Segundo Macuva, a economia contemporânea demonstra que até sectores tradicionalmente considerados sensíveis, como segurança, transportes ou serviços públicos, podem ser explorados de forma eficaz pelo mercado privado, desde que exista concorrência real.
“Uma TAG não é uma empresa estratégica. Empresas privadas podem explorar o espaço aéreo sem qualquer problema. O mesmo se aplica a outras empresas públicas que hoje são tratadas como estratégicas”, afirmou o economista, acrescentando que o sector privado tem capacidade técnica e operacional para actuar nesses domínios.

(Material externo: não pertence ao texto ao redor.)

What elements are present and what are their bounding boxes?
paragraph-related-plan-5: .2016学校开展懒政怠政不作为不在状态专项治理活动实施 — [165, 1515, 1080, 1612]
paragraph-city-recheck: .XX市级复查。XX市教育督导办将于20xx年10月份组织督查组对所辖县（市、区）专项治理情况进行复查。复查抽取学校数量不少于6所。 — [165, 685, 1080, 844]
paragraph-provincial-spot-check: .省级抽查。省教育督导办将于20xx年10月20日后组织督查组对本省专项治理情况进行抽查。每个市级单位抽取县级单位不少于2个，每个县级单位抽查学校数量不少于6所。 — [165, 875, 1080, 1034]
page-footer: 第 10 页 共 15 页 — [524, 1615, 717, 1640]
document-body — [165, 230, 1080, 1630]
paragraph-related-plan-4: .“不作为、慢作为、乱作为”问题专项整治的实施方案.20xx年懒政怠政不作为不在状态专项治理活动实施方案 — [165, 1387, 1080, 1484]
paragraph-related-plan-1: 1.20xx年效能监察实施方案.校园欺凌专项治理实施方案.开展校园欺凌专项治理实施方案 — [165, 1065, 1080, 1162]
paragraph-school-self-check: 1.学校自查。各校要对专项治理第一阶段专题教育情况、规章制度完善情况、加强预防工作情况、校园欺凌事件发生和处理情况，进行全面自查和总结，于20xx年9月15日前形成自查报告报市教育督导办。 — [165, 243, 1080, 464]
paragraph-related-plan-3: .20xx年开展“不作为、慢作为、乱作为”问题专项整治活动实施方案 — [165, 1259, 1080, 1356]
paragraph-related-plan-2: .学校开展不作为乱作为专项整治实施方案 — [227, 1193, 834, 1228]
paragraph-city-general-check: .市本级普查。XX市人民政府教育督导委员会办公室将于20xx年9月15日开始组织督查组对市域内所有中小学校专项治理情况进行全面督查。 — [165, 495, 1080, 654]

José Macuva reconhece, no entanto, que o Governo angolano tem demonstrado sinais de aproximação ao liberalismo económico, sobretudo através da privatização de empresas públicas. Ainda assim, considera que o processo tem sido insuficiente e incompleto.
“Não basta privatizar. Um verdadeiro programa liberal precisa de três pilares: desburocratizar, privatizar e liberalizar. Se privatizarmos mantendo monopólios, os resultados esperados não surgem”, alertou.
Para o economista, a ausência de concorrência continua a ser um dos principais entraves ao sucesso das reformas. “Privatizar sem permitir que outras empresas entrem no mercado não gera benefícios reais. É a concorrência que baixa preços, melhora a qualidade dos serviços e beneficia o consumidor”, sublinhou.
Macuva deu como exemplo o sector dos transportes, defendendo que a privatização isolada de infraestruturas, como os Caminhos-de-Ferro de Benguela, não é suficiente se não houver abertura total do setor à participação de agentes económicos nacionais e estrangeiros.
“As reformas só produzem impacto quando há liberdade de entrada no mercado. Sem isso, continuamos a trocar monopólios públicos por monopólios privados”, concluiu.
As declarações reabrem o debate sobre o rumo das reformas económicas em Angola, num contexto em que o Executivo aposta nas privatizações como instrumento para dinamizar a economia, mas enfrenta críticas quanto à profundidade e coerência das medidas adotadas.